Grainger Engineering Professor Naira Hovakimyan is leading a new study that seeks to develop safe learning architecture for autonomous systems. Her NSF-funded study, “SLES: Guaranteed Tubes for Safe Learning across Autonomy Architectures,” is a collaboration with Shenlong Wang from UIUC’s Department of Computer Science and electrical engineering professor Xiaofeng Wang at the University of South Carolina. The latter Wang is a former postdoc in Hovakimyan’s lab.

“This award is very prestigious and we’re very excited,” said Hovakimyan, who is the W. Grafton and Lillian B. Wilkins Professor of Mechanical Science and Engineering.

Safe learning-enabled systems (SLES) represent autonomous, or artificial intelligence-driven, systems that can adapt to extreme events, environmental hazards, and irregular behaviors to perform tasks safely and effectively. Safe operation in developing technologies such as self-driven cars and airplanes depends on a viable SLES framework. Hovakimyan’s study seeks to develop a data-enabled Simplex (i.e., DeSimplex) architecture that will ensure end-to-end safety by transferring control authority between high-performance learning-based components and high-assurance solutions.

“I firmly believe that building learning-enabled autonomous systems with safety guarantees will be a key milestone toward a safer and more efficient future in transportation,” said Shenlong Wang, whose research will focus on uncertainty quantification in robot perception.

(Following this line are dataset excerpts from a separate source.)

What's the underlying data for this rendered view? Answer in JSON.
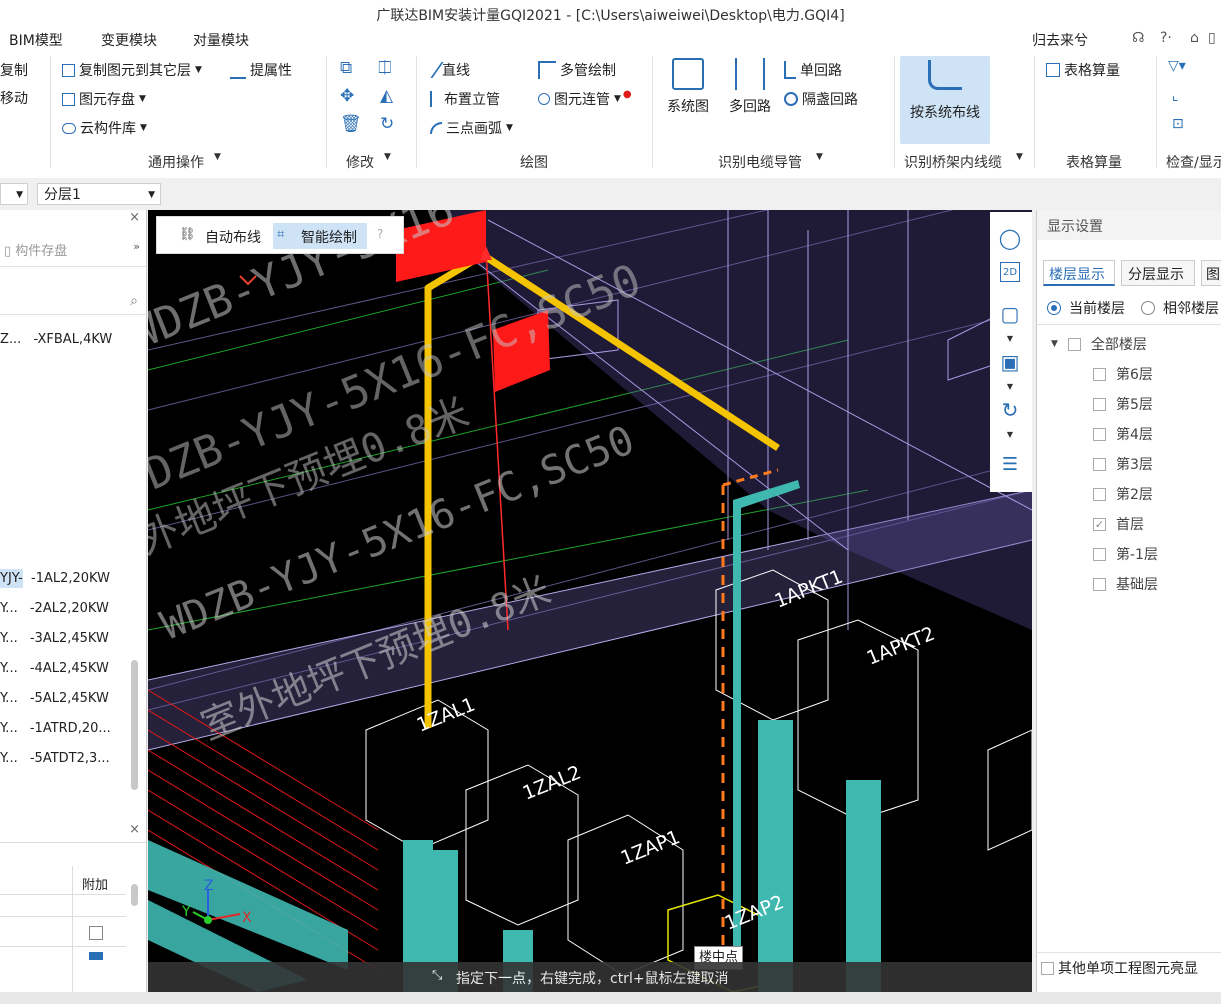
{
  "window": {
    "title": "广联达BIM安装计量GQI2021 - [C:\\Users\\aiweiwei\\Desktop\\电力.GQI4]"
  },
  "menubar": {
    "items": [
      "BIM模型",
      "变更模块",
      "对量模块"
    ],
    "right_label": "归去来兮"
  },
  "ribbon": {
    "left_cut": [
      "复制",
      "移动"
    ],
    "common_ops": {
      "items": [
        "复制图元到其它层",
        "提属性",
        "图元存盘",
        "云构件库"
      ],
      "label": "通用操作"
    },
    "modify": {
      "label": "修改"
    },
    "draw": {
      "items": [
        "直线",
        "多管绘制",
        "布置立管",
        "图元连管",
        "三点画弧"
      ],
      "label": "绘图"
    },
    "cable": {
      "items": [
        "系统图",
        "多回路",
        "单回路",
        "隔盏回路"
      ],
      "label": "识别电缆导管"
    },
    "tray": {
      "button": "按系统布线",
      "label": "识别桥架内线缆"
    },
    "table": {
      "button": "表格算量",
      "label": "表格算量"
    },
    "check": {
      "label": "检查/显示"
    }
  },
  "floor_combo": {
    "selected": "分层1"
  },
  "left_panel": {
    "tab": "构件存盘",
    "rows": [
      {
        "left": "Z...",
        "right": "-XFBAL,4KW"
      },
      {
        "left": "YJY-",
        "right": "-1AL2,20KW"
      },
      {
        "left": "Y...",
        "right": "-2AL2,20KW"
      },
      {
        "left": "Y...",
        "right": "-3AL2,45KW"
      },
      {
        "left": "Y...",
        "right": "-4AL2,45KW"
      },
      {
        "left": "Y...",
        "right": "-5AL2,45KW"
      },
      {
        "left": "Y...",
        "right": "-1ATRD,20..."
      },
      {
        "left": "Y...",
        "right": "-5ATDT2,3..."
      }
    ],
    "lower_header": "附加"
  },
  "viewport": {
    "toolbar": {
      "auto": "自动布线",
      "smart": "智能绘制"
    },
    "labels": [
      "1ZAL1",
      "1ZAL2",
      "1ZAP1",
      "1ZAP2",
      "1APKT1",
      "1APKT2"
    ],
    "snap_tip": "楼中点",
    "hint": "指定下一点，右键完成，ctrl+鼠标左键取消",
    "annotations": [
      "WDZB-YJY-5X16-FC,SC50",
      "室外地坪下预埋0.8米"
    ]
  },
  "right_panel": {
    "title": "显示设置",
    "tabs": [
      "楼层显示",
      "分层显示",
      "图"
    ],
    "radio_current": "当前楼层",
    "radio_adjacent": "相邻楼层",
    "all_floors": "全部楼层",
    "floors": [
      {
        "name": "第6层",
        "checked": false
      },
      {
        "name": "第5层",
        "checked": false
      },
      {
        "name": "第4层",
        "checked": false
      },
      {
        "name": "第3层",
        "checked": false
      },
      {
        "name": "第2层",
        "checked": false
      },
      {
        "name": "首层",
        "checked": true
      },
      {
        "name": "第-1层",
        "checked": false
      },
      {
        "name": "基础层",
        "checked": false
      }
    ],
    "bottom_check": "其他单项工程图元亮显"
  },
  "colors": {
    "accent": "#2a6fb5",
    "pipe_yellow": "#f5c400",
    "pipe_cyan": "#3fb8b0",
    "red_box": "#ff1a1a",
    "selected_tab_bg": "#cfe3f7"
  }
}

This work builds on Hovakimyan’s extensive body of research by leveraging her celebrated L1 adaptive control system. This new study also connects to her collaboration through the Center for Autonomous Vehicles in Air Transportation Engineering (AVIATE) to investigate safe learning architectures that can be certified through the Federal Aviation Administration for unmanned aerial vehicles (UAVs).

The team proposes to develop novel methods for three desirable SLES characteristics: on-policy, closed-loop learning to boost performance; reliable uncertainty quantification to provide data-driven adaptability; and verifiable observability and controllability. With year one of the award dedicated to development and planning, the team hopes to experiment with electric cars and quadrotors by year three. However, applications for their framework extend far beyond unmanned vehicles.

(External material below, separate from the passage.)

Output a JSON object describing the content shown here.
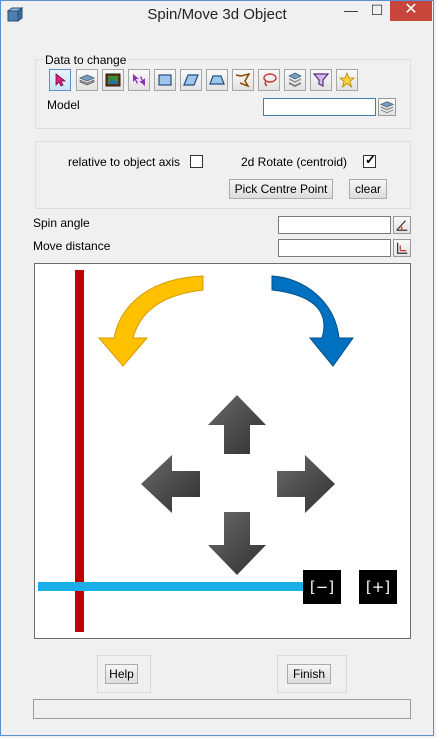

“This project endeavors to forge a vital link between learning-based methodologies and traditional approaches, creating a harmonious framework that seamlessly integrates both, such that a system can enjoy both intelligence and safety,” Xiaofeng Wang said. “The far-reaching impact of this project extends to a multitude of safety-critical domains including transportation systems, space exploration, health care and power infrastructure, among others.”